EDIT : Even if you take the "dynamic range" out of the tiers, you're stuck with static values and subject to problems similar to the current system. If your ranges are as wide as the tiers, you'll get pretty much the same results. If they are not, there may not be enough players in that range to be able to get a game going at all times of the day.
The solution, in my opinion, is to create as many tiers as we can according to the online players available and to a "minimum tier size". So if you have a minimum of 100 and 300 potential players are online, you can create 3 tiers of large width. If there are 10000, you can have 100 tiers of small width. The width is of course dependant on the skill... at the end of the curve the tiers will be much larger than in the middle. The more players are available, the better the skillmatching will be. When there are few players online, they will still be able to play because they won't be limited to a static, too small range : although the skill difference inside a server will be high, they'll be able to play. This system can of course have a different number of tiers per gamemode and region, according the each player's preferences. This is what I'm working on right now.

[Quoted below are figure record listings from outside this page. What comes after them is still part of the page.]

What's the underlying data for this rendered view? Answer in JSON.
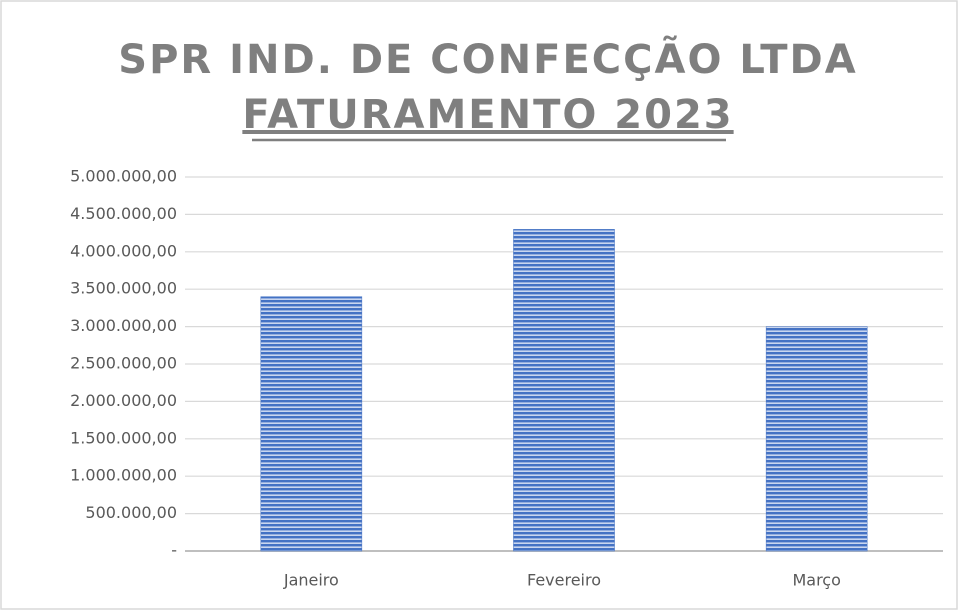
{
  "chart_data": {
    "type": "bar",
    "title": "SPR IND. DE CONFECÇÃO LTDA",
    "subtitle": "FATURAMENTO 2023",
    "categories": [
      "Janeiro",
      "Fevereiro",
      "Março"
    ],
    "values": [
      3400000,
      4300000,
      3000000
    ],
    "color": "#4472c4",
    "ylim": [
      0,
      5000000
    ],
    "yticks": [
      {
        "value": 0,
        "label": "-"
      },
      {
        "value": 500000,
        "label": "500.000,00"
      },
      {
        "value": 1000000,
        "label": "1.000.000,00"
      },
      {
        "value": 1500000,
        "label": "1.500.000,00"
      },
      {
        "value": 2000000,
        "label": "2.000.000,00"
      },
      {
        "value": 2500000,
        "label": "2.500.000,00"
      },
      {
        "value": 3000000,
        "label": "3.000.000,00"
      },
      {
        "value": 3500000,
        "label": "3.500.000,00"
      },
      {
        "value": 4000000,
        "label": "4.000.000,00"
      },
      {
        "value": 4500000,
        "label": "4.500.000,00"
      },
      {
        "value": 5000000,
        "label": "5.000.000,00"
      }
    ],
    "grid": true
  }
}
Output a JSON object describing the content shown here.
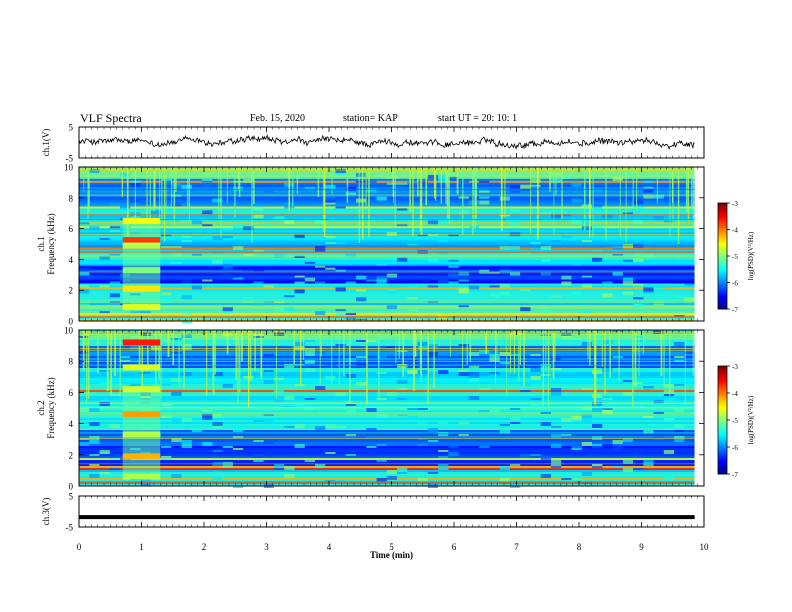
{
  "header": {
    "title": "VLF Spectra",
    "date": "Feb. 15, 2020",
    "station": "station= KAP",
    "start": "start  UT =   20: 10: 1"
  },
  "chart_data": [
    {
      "type": "line",
      "panel": "ch1-waveform",
      "ylabel": "ch.1(V)",
      "ylim": [
        -5,
        5
      ],
      "yticks": [
        "5",
        "-5"
      ],
      "xlim": [
        0,
        9.85
      ],
      "note_color": "#000000"
    },
    {
      "type": "heatmap",
      "panel": "ch1-spectrogram",
      "ylabel": "ch.1\nFrequency  (kHz)",
      "ylim": [
        0,
        10
      ],
      "yticks": [
        "0",
        "2",
        "4",
        "6",
        "8",
        "10"
      ],
      "xlim": [
        0,
        9.85
      ],
      "colorbar": {
        "label": "log(PSD)(V²/Hz)",
        "range": [
          -7,
          -3
        ],
        "ticks": [
          "-3",
          "-4",
          "-5",
          "-6",
          "-7"
        ]
      }
    },
    {
      "type": "heatmap",
      "panel": "ch2-spectrogram",
      "ylabel": "ch.2\nFrequency  (kHz)",
      "ylim": [
        0,
        10
      ],
      "yticks": [
        "0",
        "2",
        "4",
        "6",
        "8",
        "10"
      ],
      "xlim": [
        0,
        9.85
      ],
      "colorbar": {
        "label": "log(PSD)(V²/Hz)",
        "range": [
          -7,
          -3
        ],
        "ticks": [
          "-3",
          "-4",
          "-5",
          "-6",
          "-7"
        ]
      }
    },
    {
      "type": "line",
      "panel": "ch3-waveform",
      "ylabel": "ch.3(V)",
      "ylim": [
        -5,
        5
      ],
      "yticks": [
        "5",
        "-5"
      ],
      "xlim": [
        0,
        9.85
      ],
      "y_constant": -1.8
    }
  ],
  "xaxis": {
    "label": "Time  (min)",
    "ticks": [
      "0",
      "1",
      "2",
      "3",
      "4",
      "5",
      "6",
      "7",
      "8",
      "9",
      "10"
    ],
    "range": [
      0,
      10
    ]
  },
  "colors": {
    "jet": [
      "#00007f",
      "#0000ff",
      "#007fff",
      "#00ffff",
      "#7fff7f",
      "#ffff00",
      "#ff7f00",
      "#ff0000",
      "#7f0000"
    ]
  }
}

Last edited by FlashSoul; 02-02-2013 at 02:54 PM.
Are you implying that tiers are actually not used anywhere for matching the players ?
Originally Posted by FlashSoul
Yes. In duel, that is. Servers still have tiers though which can lead to weird situation where you cannot join a "More challenging" server because its tier is too low for you.
Originally Posted by tyhjyydesta
So in duels it is not used. But I meant if it is not used at all - including the most common game modes like FFA, CA, TDM, CTF. I was under the impression that it is being used there. But if it isn't used anywhere than what would be the purpose of such a tier system ?
It is used on non-duel gametypes. And its purpose is simply to separate a the players according to their skills. Sometimes too much, sometimes not enough.